In this latest story, Drum goes much farther in embracing lead as the primary cause of violent crime, so much farther that that it’s worth asking whether leaded gasoline, as he asserts, does explain as much as 90 percent of the rise and fall of violent crime. Does it trump drugs, poverty, urban gang warfare, education, and other such issues to the point that they account for a bare ten percent of the crime statistics. That’s a harder case to make, partly because as Drum himself notes correlation is not causation: the fact, for instance, that falling crime follows a pattern of falling lead exposure doesn’t rule out many other influences.

This is a legitimate criticism. Blum is referring to the callout on the right, which runs alongside my article, and as a standalone headline I think it goes too far. It’s true that one researcher has suggested that lead can explain 90 percent of the rise and fall of crime, but that’s very much the high end of the estimates in the field. I’m a lot more comfortable with an estimate of around 50 percent, something I should have made clearer in the text of my piece. In other words, lead probably explains a very big chunk of the rise and fall of postwar crime in America, but it doesn’t trump everything else. Drugs, poverty, urban gang warfare, education, policing tactics, and other things also play a role.

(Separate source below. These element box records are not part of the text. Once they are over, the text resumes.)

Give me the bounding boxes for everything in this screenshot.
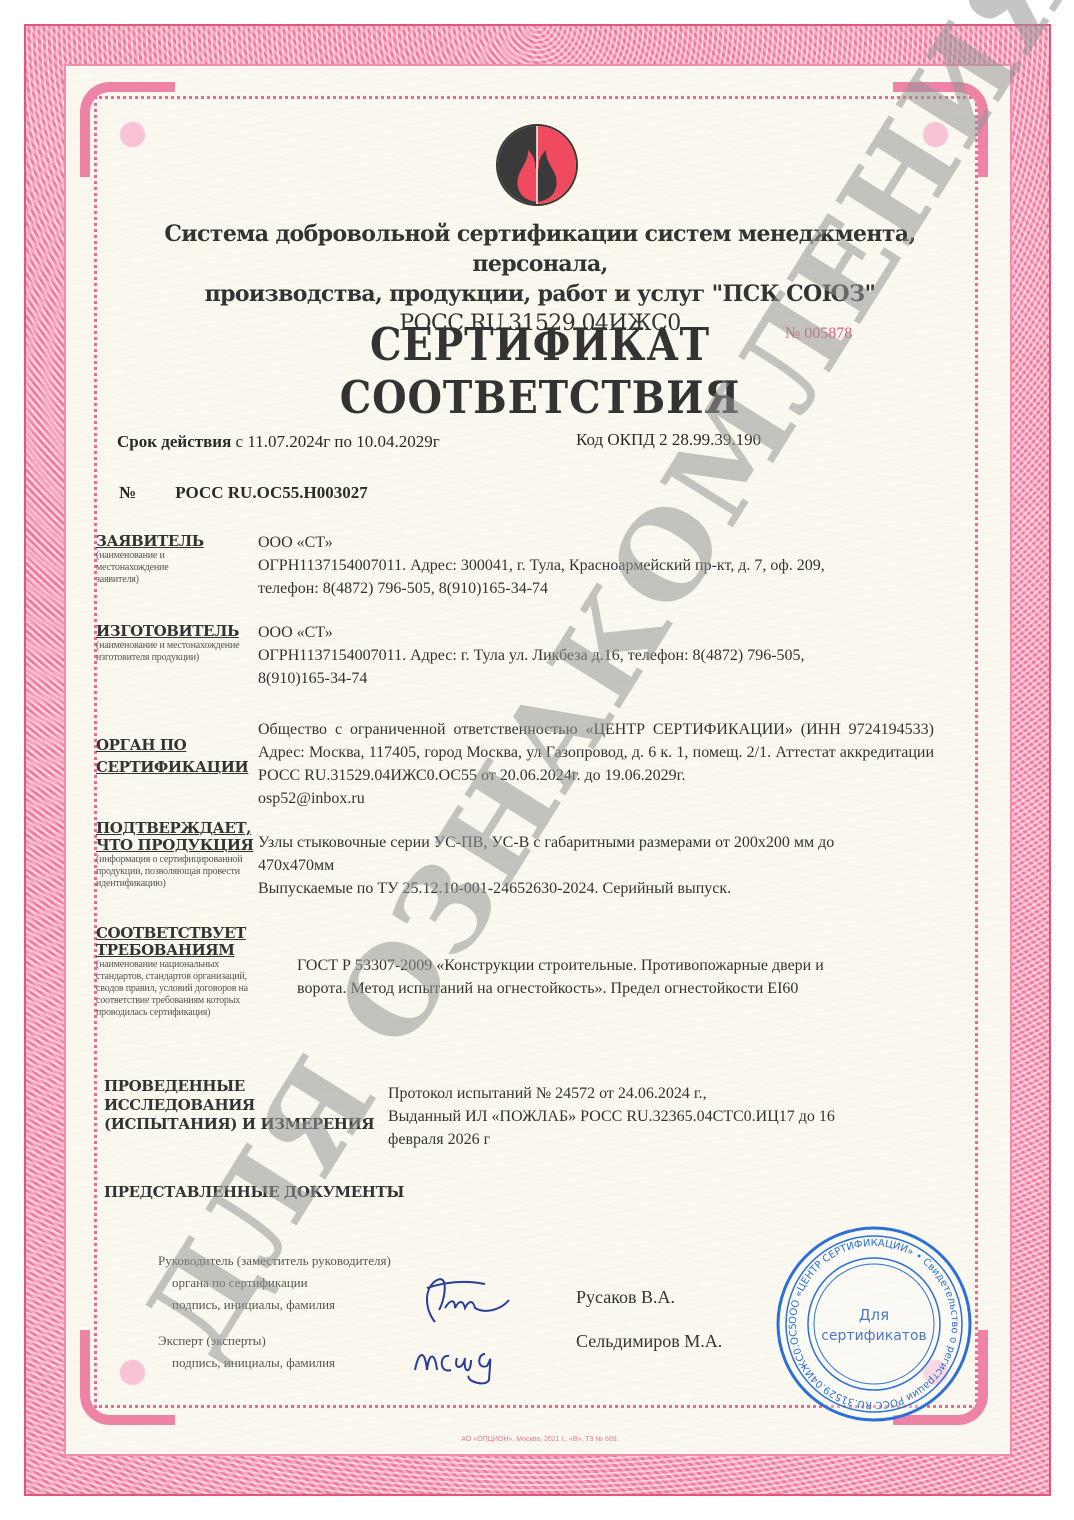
head-signature-label: Руководитель (заместитель руководителя) … xyxy=(158,1250,391,1316)
system-title-line-2: производства, продукции, работ и услуг "… xyxy=(140,279,940,309)
product-line: Выпускаемые по ТУ 25.12.10-001-24652630-… xyxy=(258,877,938,900)
product-label-1: ПОДТВЕРЖДАЕТ, xyxy=(96,820,256,837)
cert-body-value: Общество с ограниченной ответственностью… xyxy=(258,718,934,810)
product-hint: (информация о сертифицированной продукци… xyxy=(96,854,246,890)
tests-line: Выданный ИЛ «ПОЖЛАБ» РОСС RU.32365.04СТС… xyxy=(388,1105,948,1128)
manufacturer-label-block: ИЗГОТОВИТЕЛЬ (наименование и местонахожд… xyxy=(96,622,256,664)
applicant-label: ЗАЯВИТЕЛЬ xyxy=(96,532,256,550)
documents-label: ПРЕДСТАВЛЕННЫЕ ДОКУМЕНТЫ xyxy=(104,1183,404,1201)
blank-serial-number: № 005878 xyxy=(785,325,852,343)
manufacturer-line: 8(910)165-34-74 xyxy=(258,667,938,690)
product-label-block: ПОДТВЕРЖДАЕТ, ЧТО ПРОДУКЦИЯ (информация … xyxy=(96,820,256,890)
certificate-number: № РОСС RU.ОС55.Н003027 xyxy=(119,483,368,503)
stamp-center-line-1: Для xyxy=(859,1306,889,1324)
head-signature-icon xyxy=(405,1270,515,1330)
applicant-line: ООО «СТ» xyxy=(258,531,938,554)
cert-body-text: Общество с ограниченной ответственностью… xyxy=(258,718,934,787)
manufacturer-hint: (наименование и местонахождение изготови… xyxy=(96,640,246,664)
fire-logo-icon xyxy=(496,124,578,206)
tests-label-block: ПРОВЕДЕННЫЕ ИССЛЕДОВАНИЯ (ИСПЫТАНИЯ) И И… xyxy=(104,1077,394,1134)
applicant-line: ОГРН1137154007011. Адрес: 300041, г. Тул… xyxy=(258,554,938,577)
head-name: Русаков В.А. xyxy=(576,1287,675,1308)
tests-line: Протокол испытаний № 24572 от 24.06.2024… xyxy=(388,1082,948,1105)
seal-stamp-icon: ООО «ЦЕНТР СЕРТИФИКАЦИИ» • Свидетельство… xyxy=(774,1224,974,1424)
validity-value: с 11.07.2024г по 10.04.2029г xyxy=(236,432,440,451)
applicant-label-block: ЗАЯВИТЕЛЬ (наименование и местонахождени… xyxy=(96,532,256,586)
cert-body-label-1: ОРГАН ПО xyxy=(96,734,256,756)
validity-label: Срок действия xyxy=(117,432,231,451)
manufacturer-line: ОГРН1137154007011. Адрес: г. Тула ул. Ли… xyxy=(258,644,938,667)
cert-body-email: osp52@inbox.ru xyxy=(258,787,934,810)
tests-line: февраля 2026 г xyxy=(388,1128,948,1151)
requirements-label-block: СООТВЕТСТВУЕТ ТРЕБОВАНИЯМ (наименование … xyxy=(96,925,266,1019)
cert-body-label-2: СЕРТИФИКАЦИИ xyxy=(96,756,256,778)
expert-name: Сельдимиров М.А. xyxy=(576,1331,722,1352)
head-label-line: органа по сертификации xyxy=(158,1272,391,1294)
validity-period: Срок действия с 11.07.2024г по 10.04.202… xyxy=(117,432,440,452)
requirements-label-1: СООТВЕТСТВУЕТ xyxy=(96,925,266,942)
requirements-label-2: ТРЕБОВАНИЯМ xyxy=(96,942,266,959)
print-house-imprint: АО «ОПЦИОН», Москва, 2021 г., «В», Т3 № … xyxy=(380,1436,700,1443)
tests-value: Протокол испытаний № 24572 от 24.06.2024… xyxy=(388,1082,948,1151)
documents-label-block: ПРЕДСТАВЛЕННЫЕ ДОКУМЕНТЫ xyxy=(104,1183,404,1201)
tests-label-1: ПРОВЕДЕННЫЕ ИССЛЕДОВАНИЯ xyxy=(104,1077,394,1115)
ornament-corner-top-left xyxy=(80,82,175,177)
stamp-center-line-2: сертификатов xyxy=(821,1328,927,1344)
okpd-code: Код ОКПД 2 28.99.39.190 xyxy=(576,430,761,450)
product-value: Узлы стыковочные серии УС-ПВ, УС-В с габ… xyxy=(258,831,938,900)
number-sign: № xyxy=(119,483,171,503)
cert-body-label-block: ОРГАН ПО СЕРТИФИКАЦИИ xyxy=(96,734,256,778)
expert-label-line: Эксперт (эксперты) xyxy=(158,1330,335,1352)
expert-label-line: подпись, инициалы, фамилия xyxy=(158,1352,335,1374)
system-title-line-1: Система добровольной сертификации систем… xyxy=(140,219,940,279)
applicant-line: телефон: 8(4872) 796-505, 8(910)165-34-7… xyxy=(258,577,938,600)
manufacturer-value: ООО «СТ» ОГРН1137154007011. Адрес: г. Ту… xyxy=(258,621,938,690)
certificate-number-value: РОСС RU.ОС55.Н003027 xyxy=(175,483,368,502)
requirements-line: ворота. Метод испытаний на огнестойкость… xyxy=(297,977,937,1000)
head-label-line: подпись, инициалы, фамилия xyxy=(158,1294,391,1316)
requirements-hint: (наименование национальных стандартов, с… xyxy=(96,959,266,1019)
product-line: 470х470мм xyxy=(258,854,938,877)
product-line: Узлы стыковочные серии УС-ПВ, УС-В с габ… xyxy=(258,831,938,854)
head-label-line: Руководитель (заместитель руководителя) xyxy=(158,1250,391,1272)
ornament-corner-top-right xyxy=(893,82,988,177)
expert-signature-icon xyxy=(405,1330,525,1390)
requirements-line: ГОСТ Р 53307-2009 «Конструкции строитель… xyxy=(297,954,937,977)
manufacturer-label: ИЗГОТОВИТЕЛЬ xyxy=(96,622,256,640)
manufacturer-line: ООО «СТ» xyxy=(258,621,938,644)
requirements-value: ГОСТ Р 53307-2009 «Конструкции строитель… xyxy=(297,954,937,1000)
product-label-2: ЧТО ПРОДУКЦИЯ xyxy=(96,837,256,854)
applicant-hint: (наименование и местонахождение заявител… xyxy=(96,550,206,586)
applicant-value: ООО «СТ» ОГРН1137154007011. Адрес: 30004… xyxy=(258,531,938,600)
tests-label-2: (ИСПЫТАНИЯ) И ИЗМЕРЕНИЯ xyxy=(104,1115,394,1134)
expert-signature-label: Эксперт (эксперты) подпись, инициалы, фа… xyxy=(158,1330,335,1374)
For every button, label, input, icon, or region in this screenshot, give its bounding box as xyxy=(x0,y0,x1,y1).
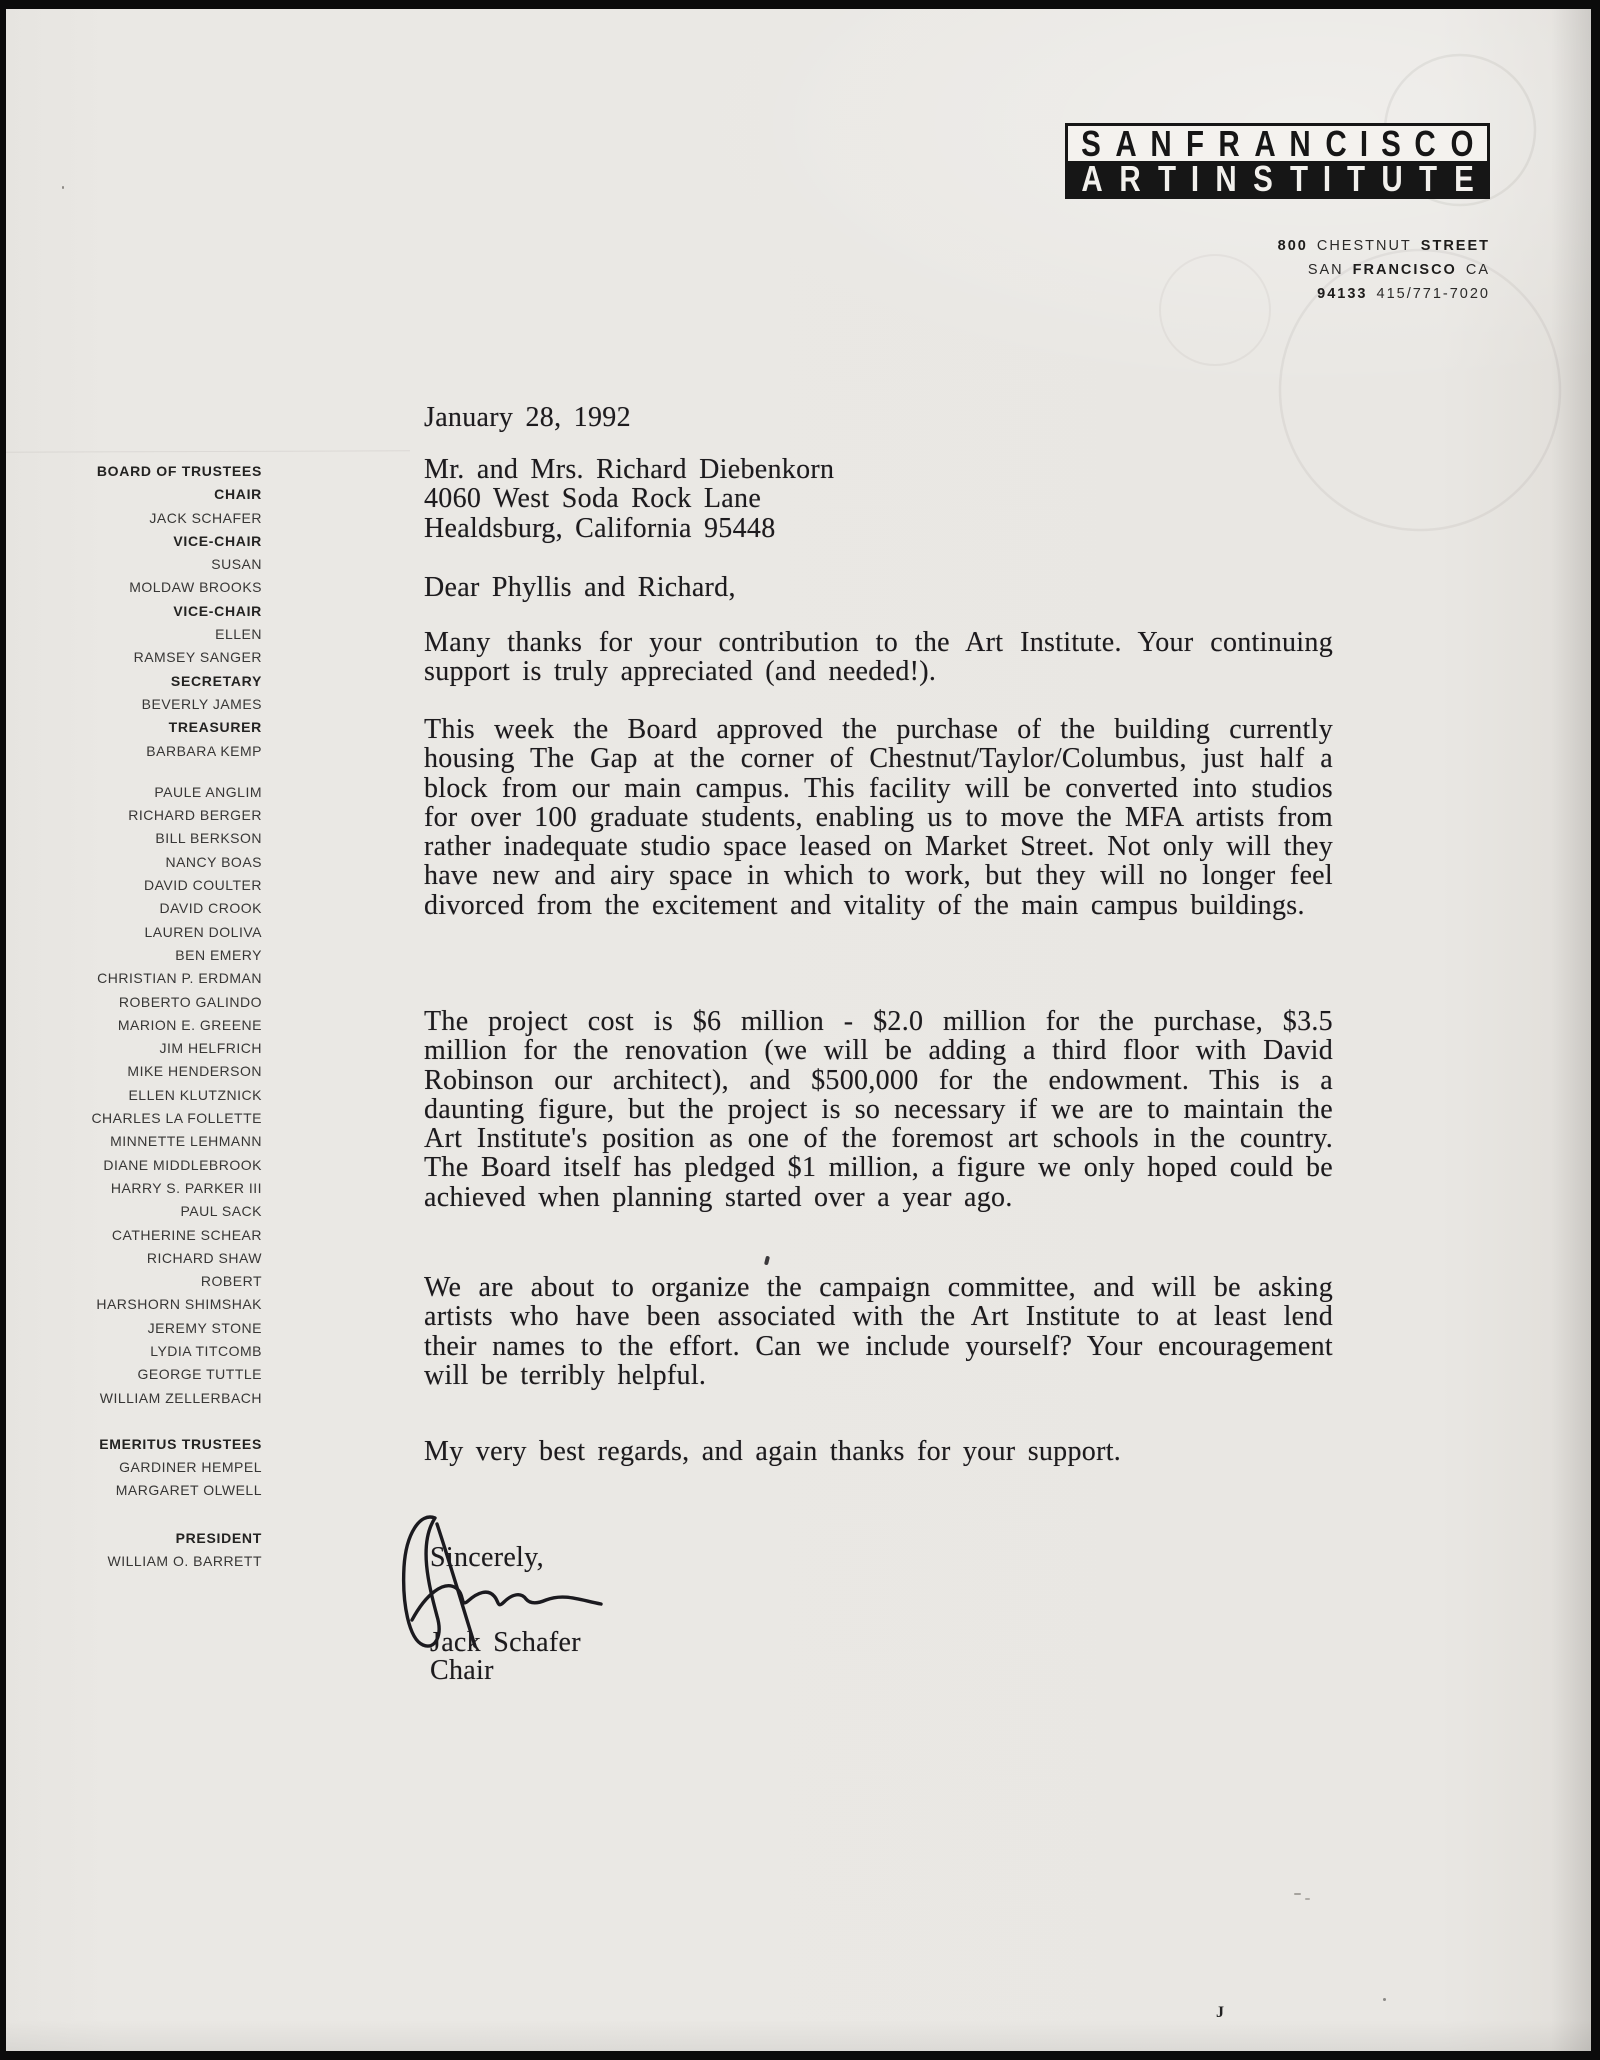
trustee-name: JIM HELFRICH xyxy=(40,1037,262,1060)
scan-edge-left xyxy=(0,0,6,2060)
sidebar-heading: SECRETARY xyxy=(40,670,262,693)
scan-speck xyxy=(62,186,64,189)
trustee-name: DAVID COULTER xyxy=(40,874,262,897)
fold-crease xyxy=(0,450,410,452)
logo-letter: O xyxy=(1450,126,1473,161)
logo-letter: I xyxy=(1191,161,1199,196)
trustee-name: PAUL SACK xyxy=(40,1200,262,1223)
trustee-name: BILL BERKSON xyxy=(40,827,262,850)
trustees-section: PRESIDENTWILLIAM O. BARRETT xyxy=(40,1527,262,1574)
logo-letter: I xyxy=(1360,126,1368,161)
recipient-address: Mr. and Mrs. Richard Diebenkorn 4060 Wes… xyxy=(424,455,1333,543)
scan-speck xyxy=(1305,1898,1310,1900)
scan-speck xyxy=(1294,1893,1301,1895)
logo-letter: S xyxy=(1081,126,1101,161)
logo-letter: N xyxy=(1215,161,1236,196)
sidebar-heading: EMERITUS TRUSTEES xyxy=(40,1433,262,1456)
trustee-name: ROBERT xyxy=(40,1270,262,1293)
sidebar-heading: TREASURER xyxy=(40,716,262,739)
trustee-name: ELLEN xyxy=(40,623,262,646)
trustees-section: EMERITUS TRUSTEESGARDINER HEMPELMARGARET… xyxy=(40,1433,262,1503)
scan-edge-bottom xyxy=(0,2051,1600,2060)
trustee-name: LYDIA TITCOMB xyxy=(40,1340,262,1363)
scan-edge-right xyxy=(1591,0,1600,2060)
address-part: FRANCISCO xyxy=(1353,262,1457,278)
logo-letter: C xyxy=(1325,126,1346,161)
address-part: 94133 xyxy=(1317,286,1367,302)
address-part: 800 xyxy=(1278,238,1308,254)
logo-line-art-institute: ARTINSTITUTE xyxy=(1068,161,1487,196)
address-part: 415/771-7020 xyxy=(1377,286,1491,302)
logo-letter: T xyxy=(1347,161,1365,196)
recipient-line: 4060 West Soda Rock Lane xyxy=(424,484,1333,513)
trustee-name: BEN EMERY xyxy=(40,944,262,967)
logo-line-san-francisco: SANFRANCISCO xyxy=(1068,126,1487,161)
logo-letter: F xyxy=(1186,126,1204,161)
trustees-section: PAULE ANGLIMRICHARD BERGERBILL BERKSONNA… xyxy=(40,781,262,1410)
trustee-name: HARSHORN SHIMSHAK xyxy=(40,1293,262,1316)
logo-letter: N xyxy=(1151,126,1172,161)
sidebar-heading: VICE-CHAIR xyxy=(40,600,262,623)
sidebar-heading: PRESIDENT xyxy=(40,1527,262,1550)
scan-speck xyxy=(1383,1998,1386,2001)
scanned-letter-page: SANFRANCISCO ARTINSTITUTE 800CHESTNUTSTR… xyxy=(0,0,1600,2060)
logo-letter: R xyxy=(1120,161,1141,196)
letter-paragraph: We are about to organize the campaign co… xyxy=(424,1273,1333,1390)
address-line: 94133415/771-7020 xyxy=(1065,282,1490,306)
logo-letter: A xyxy=(1254,126,1275,161)
logo-letter: T xyxy=(1158,161,1176,196)
trustee-name: SUSAN xyxy=(40,553,262,576)
logo-letter: N xyxy=(1290,126,1311,161)
logo-letter: A xyxy=(1115,126,1136,161)
letter-paragraph: The project cost is $6 million - $2.0 mi… xyxy=(424,1007,1333,1212)
address-part: SAN xyxy=(1308,262,1344,278)
closing: Sincerely, xyxy=(430,1543,1339,1572)
trustee-name: DAVID CROOK xyxy=(40,897,262,920)
trustee-name: CHARLES LA FOLLETTE xyxy=(40,1107,262,1130)
trustee-name: RICHARD BERGER xyxy=(40,804,262,827)
trustee-name: BARBARA KEMP xyxy=(40,740,262,763)
trustee-name: CHRISTIAN P. ERDMAN xyxy=(40,967,262,990)
trustee-name: ROBERTO GALINDO xyxy=(40,991,262,1014)
scan-speck xyxy=(764,1256,770,1266)
address-part: CA xyxy=(1466,262,1490,278)
trustees-section: BOARD OF TRUSTEESCHAIRJACK SCHAFERVICE-C… xyxy=(40,460,262,763)
address-line: SANFRANCISCOCA xyxy=(1065,258,1490,282)
logo-letter: T xyxy=(1419,161,1437,196)
logo-letter: I xyxy=(1323,161,1331,196)
recipient-line: Mr. and Mrs. Richard Diebenkorn xyxy=(424,455,1333,484)
sidebar-heading: CHAIR xyxy=(40,483,262,506)
scan-shadow xyxy=(1551,0,1591,2060)
sidebar-heading: BOARD OF TRUSTEES xyxy=(40,460,262,483)
scan-edge-top xyxy=(0,0,1600,9)
sidebar-heading: VICE-CHAIR xyxy=(40,530,262,553)
salutation: Dear Phyllis and Richard, xyxy=(424,573,1333,602)
trustee-name: MIKE HENDERSON xyxy=(40,1060,262,1083)
letterhead-logo: SANFRANCISCO ARTINSTITUTE xyxy=(1065,123,1490,199)
trustee-name: JACK SCHAFER xyxy=(40,507,262,530)
recipient-line: Healdsburg, California 95448 xyxy=(424,514,1333,543)
trustee-name: MINNETTE LEHMANN xyxy=(40,1130,262,1153)
logo-letter: T xyxy=(1290,161,1308,196)
trustee-name: HARRY S. PARKER III xyxy=(40,1177,262,1200)
signer-title: Chair xyxy=(430,1656,1339,1685)
scan-shadow xyxy=(0,2020,1600,2051)
trustee-name: NANCY BOAS xyxy=(40,851,262,874)
logo-letter: E xyxy=(1454,161,1474,196)
trustee-name: GEORGE TUTTLE xyxy=(40,1363,262,1386)
trustee-name: RAMSEY SANGER xyxy=(40,646,262,669)
logo-letter: A xyxy=(1081,161,1102,196)
letter-paragraph: Many thanks for your contribution to the… xyxy=(424,628,1333,687)
trustee-name: BEVERLY JAMES xyxy=(40,693,262,716)
trustee-name: LAUREN DOLIVA xyxy=(40,921,262,944)
logo-letter: U xyxy=(1381,161,1402,196)
address-line: 800CHESTNUTSTREET xyxy=(1065,234,1490,258)
trustee-name: MARION E. GREENE xyxy=(40,1014,262,1037)
trustee-name: WILLIAM ZELLERBACH xyxy=(40,1387,262,1410)
letter-date: January 28, 1992 xyxy=(424,403,1333,432)
letter-paragraph: My very best regards, and again thanks f… xyxy=(424,1437,1333,1466)
address-part: STREET xyxy=(1421,238,1490,254)
logo-letter: R xyxy=(1218,126,1239,161)
trustee-name: ELLEN KLUTZNICK xyxy=(40,1084,262,1107)
signer-name: Jack Schafer xyxy=(430,1628,1339,1657)
letterhead-address: 800CHESTNUTSTREETSANFRANCISCOCA94133415/… xyxy=(1065,234,1490,306)
letter-paragraph: This week the Board approved the purchas… xyxy=(424,715,1333,920)
trustee-name: GARDINER HEMPEL xyxy=(40,1456,262,1479)
trustee-name: RICHARD SHAW xyxy=(40,1247,262,1270)
logo-letter: C xyxy=(1415,126,1436,161)
logo-letter: S xyxy=(1381,126,1401,161)
trustee-name: CATHERINE SCHEAR xyxy=(40,1224,262,1247)
board-of-trustees-sidebar: BOARD OF TRUSTEESCHAIRJACK SCHAFERVICE-C… xyxy=(40,460,262,1573)
address-part: CHESTNUT xyxy=(1317,238,1412,254)
trustee-name: MARGARET OLWELL xyxy=(40,1479,262,1502)
trustee-name: MOLDAW BROOKS xyxy=(40,576,262,599)
trustee-name: PAULE ANGLIM xyxy=(40,781,262,804)
trustee-name: JEREMY STONE xyxy=(40,1317,262,1340)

I’m mentioning this because a number of people have gotten derailed by the implication of the 90 percent number, namely that virtually nothing else matters when it comes to crime. That’s really not the point I wanted to make. Lead is a big factor, but it’s not the only factor.

POSTSCRIPT: Another thing to keep in mind: Even if the 90 percent number is correct, it doesn’t imply that lead is responsible for 90 percent of all crime. It only implies that it’s responsible for 90 percent of the postwar rise of crime above its natural level, which is determined by a variety of other factors. Later, the drop in lead emissions was responsible for 90 percent of the decline of crime back to its natural level.